Today production builders take about 5-10 days to get fully dried in.. That is five-times slower! To be fair, houses today are two times the square footage and have quite a bit more options … but it is fascinating that Levitt & Sons famously were able to build a home “every 17 minutes.” in 1950 pioneering many of the techniques still used today. Aren’t we better off with seismic codes and hurricanes codes? What about asbestos and lead paint? While building in the 21st Century may take longer, it IS an undeniably better process.
Is there still room for improvement? Of course! Even though 85% of homes are built on-site with “sticks,” I believe it’s high time the industry marches forward with other alternatives such as building with larger and more sophisticated panels or use tools such as CNC machines and factory automation that can do things more efficiently and with fewer errors. I see small pockets of success all around us, which begs the question, why not more?
One word: labor.
What we build today is different than in 1950, but “how” we build is similar. The labor force, both skilled and unskilled, arrives on job sites every morning and constructs homes using lumber, nails, siding and such. Every time there is a recession, hundreds of thousands of construction workers are laid off as housing starts tumble. Inevitably, when the market strengthens, a middle majority of industry veterans return to join the new workforce until the next cycle hits.. But there is a new wrinkle in the equation, and that is the decreased number of construction workers (skilled and unskilled) returning after the bust.
The impact of this reduced skilled labor pool is having significant impact on the number of homes that can be built.. Major production homebuilders such as DR Horton, Lennar, Pulte and others have consistently brought up labor issues in their quarterly reports. Pulte stated that a large reason for missing their Q3 2015 sales goals by 6% was “a dearth of labor to finish homes on time”.
In a previous post, we shared the following information: While residential construction spending climbed over $36 billion in August — to reach it’s highest point since October 2007 — there were more than 676,500 fewer workers in the residential construction industry compared to eight years ago.
This labor issue is causing hundreds of millions of dollars in “pain” to builders. The upside? That “pain” leads to innovation and change.
I, for one, believe it’s time builders rethink “how” we build. Unlike Levittown or today, the new age of building shouldn’t be weather vulnerable, it shouldn’t be fraught with jobsite improvisation and it shouldn’t include rework/punch list caused by trades screwing up other trades work.
The time has come for the housing industry to embrace and expand what it means to truly build shelter. Perhaps Working in controlled environments and leveraging automation, pre-assembled finished wall sections, rooms or whole shelters will arrive on a jobsite then erected by a crane and a few site workers in a matter of days versus months.
And because we will be in controlled environments you will see the materials and techniques change.
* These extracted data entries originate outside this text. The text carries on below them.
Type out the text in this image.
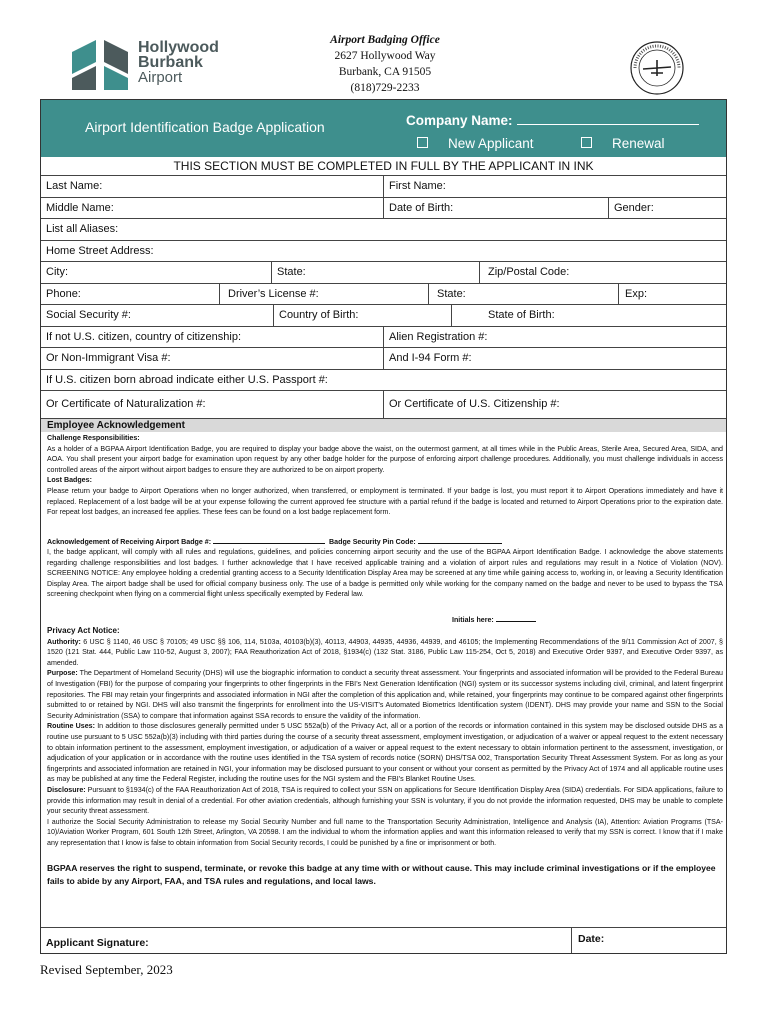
Hollywood
Burbank
Airport
Airport Badging Office
2627 Hollywood Way
Burbank, CA 91505
(818)729-2233
Airport Identification Badge Application	Company Name:
New Applicant	Renewal
THIS SECTION MUST BE COMPLETED IN FULL BY THE APPLICANT IN INK
Last Name:	First Name:
Middle Name:	Date of Birth:	Gender:
List all Aliases:
Home Street Address:
City:	State:	Zip/Postal Code:
Phone:	Driver’s License #:	State:	Exp:
Social Security #:	Country of Birth:	State of Birth:
If not U.S. citizen, country of citizenship:	Alien Registration #:
Or Non-Immigrant Visa #:	And I-94 Form #:
If U.S. citizen born abroad indicate either U.S. Passport #:
Or Certificate of Naturalization #:	Or Certificate of U.S. Citizenship #:
Employee Acknowledgement
Challenge Responsibilities:
As a holder of a BGPAA Airport Identification Badge, you are required to display your badge above the waist, on the outermost garment, at all times while in the Public Areas, Sterile Area, Secured Area, SIDA, and AOA. You shall present your airport badge for examination upon request by any other badge holder for the purpose of enforcing airport challenge procedures. Additionally, you must challenge individuals in access controlled areas of the airport without airport badges to ensure they are authorized to be on airport property.
Lost Badges:
Please return your badge to Airport Operations when no longer authorized, when transferred, or employment is terminated. If your badge is lost, you must report it to Airport Operations immediately and have it replaced. Replacement of a lost badge will be at your expense following the current approved fee structure with a partial refund if the badge is located and returned to Airport Operations prior to the expiration date. For repeat lost badges, an increased fee applies. These fees can be found on a lost badge replacement form.
Acknowledgement of Receiving Airport Badge #:	Badge Security Pin Code:
I, the badge applicant, will comply with all rules and regulations, guidelines, and policies concerning airport security and the use of the BGPAA Airport Identification Badge. I acknowledge the above statements regarding challenge responsibilities and lost badges. I further acknowledge that I have received applicable training and a violation of airport rules and regulations may result in a Notice of Violation (NOV). SCREENING NOTICE: Any employee holding a credential granting access to a Security Identification Display Area may be screened at any time while gaining access to, working in, or leaving a Security Identification Display Area. The airport badge shall be used for official company business only. The use of a badge is permitted only while working for the company named on the badge and never to be used to bypass the TSA screening checkpoint when flying on a commercial flight unless specifically exempted by Federal law.
Initials here:
Privacy Act Notice:
Authority: 6 USC § 1140, 46 USC § 70105; 49 USC §§ 106, 114, 5103a, 40103(b)(3), 40113, 44903, 44935, 44936, 44939, and 46105; the Implementing Recommendations of the 9/11 Commission Act of 2007, § 1520 (121 Stat. 444, Public Law 110-52, August 3, 2007); FAA Reauthorization Act of 2018, §1934(c) (132 Stat. 3186, Public Law 115-254, Oct 5, 2018) and Executive Order 9397, and Executive Order 9397, as amended.
Purpose: The Department of Homeland Security (DHS) will use the biographic information to conduct a security threat assessment. Your fingerprints and associated information will be provided to the Federal Bureau of Investigation (FBI) for the purpose of comparing your fingerprints to other fingerprints in the FBI’s Next Generation Identification (NGI) system or its successor systems including civil, criminal, and latent fingerprint repositories. The FBI may retain your fingerprints and associated information in NGI after the completion of this application and, while retained, your fingerprints may continue to be compared against other fingerprints submitted to or retained by NGI. DHS will also transmit the fingerprints for enrollment into the US-VISIT’s Automated Biometrics Identification system (IDENT). DHS may provide your name and SSN to the Social Security Administration (SSA) to compare that information against SSA records to ensure the validity of the information.
Routine Uses: In addition to those disclosures generally permitted under 5 USC 552a(b) of the Privacy Act, all or a portion of the records or information contained in this system may be disclosed outside DHS as a routine use pursuant to 5 USC 552a(b)(3) including with third parties during the course of a security threat assessment, employment investigation, or adjudication of a waiver or appeal request to the extent necessary to obtain information pertinent to the assessment, employment investigation, or adjudication of a waiver or appeal request to the extent necessary to obtain information pertinent to the assessment, investigation, or adjudication of your application or in accordance with the routine uses identified in the TSA system of records notice (SORN) DHS/TSA 002, Transportation Security Threat Assessment System. For as long as your fingerprints and associated information are retained in NGI, your information may be disclosed pursuant to your consent or without your consent as permitted by the Privacy Act of 1974 and all applicable routine uses as may be published at any time the Federal Register, including the routine uses for the NGI system and the FBI’s Blanket Routine Uses.
Disclosure: Pursuant to §1934(c) of the FAA Reauthorization Act of 2018, TSA is required to collect your SSN on applications for Secure Identification Display Area (SIDA) credentials. For SIDA applications, failure to provide this information may result in denial of a credential. For other aviation credentials, although furnishing your SSN is voluntary, if you do not provide the information requested, DHS may be unable to complete your security threat assessment.
I authorize the Social Security Administration to release my Social Security Number and full name to the Transportation Security Administration, Intelligence and Analysis (IA), Attention: Aviation Programs (TSA-10)/Aviation Worker Program, 601 South 12th Street, Arlington, VA 20598. I am the individual to whom the information applies and want this information released to verify that my SSN is correct. I know that if I make any representation that I know is false to obtain information from Social Security records, I could be punished by a fine or imprisonment or both.
BGPAA reserves the right to suspend, terminate, or revoke this badge at any time with or without cause. This may include criminal investigations or if the employee fails to abide by any Airport, FAA, and TSA rules and regulations, and local laws.
Applicant Signature:	Date:
Revised September, 2023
More specialized tape and adhesives in lieu of expensive metal fasteners (look at evolution of cars assembly) will be utilized. Larger “engineered” wood components (ie. CLT, large format OSB) or metal will be used since you aren’t constrained by how much a worker on a jobsite can lift. Hybrid materials with multiple functionality and highly engineered will improve durability, comfort, aesthetics and even the health of our indoor environment.
I am excited to see what the future brings for our industry and so, I throw the question you: What pioneering efforts are you seeing? What do you think we will do to build faster, more affordable homes for the next generations?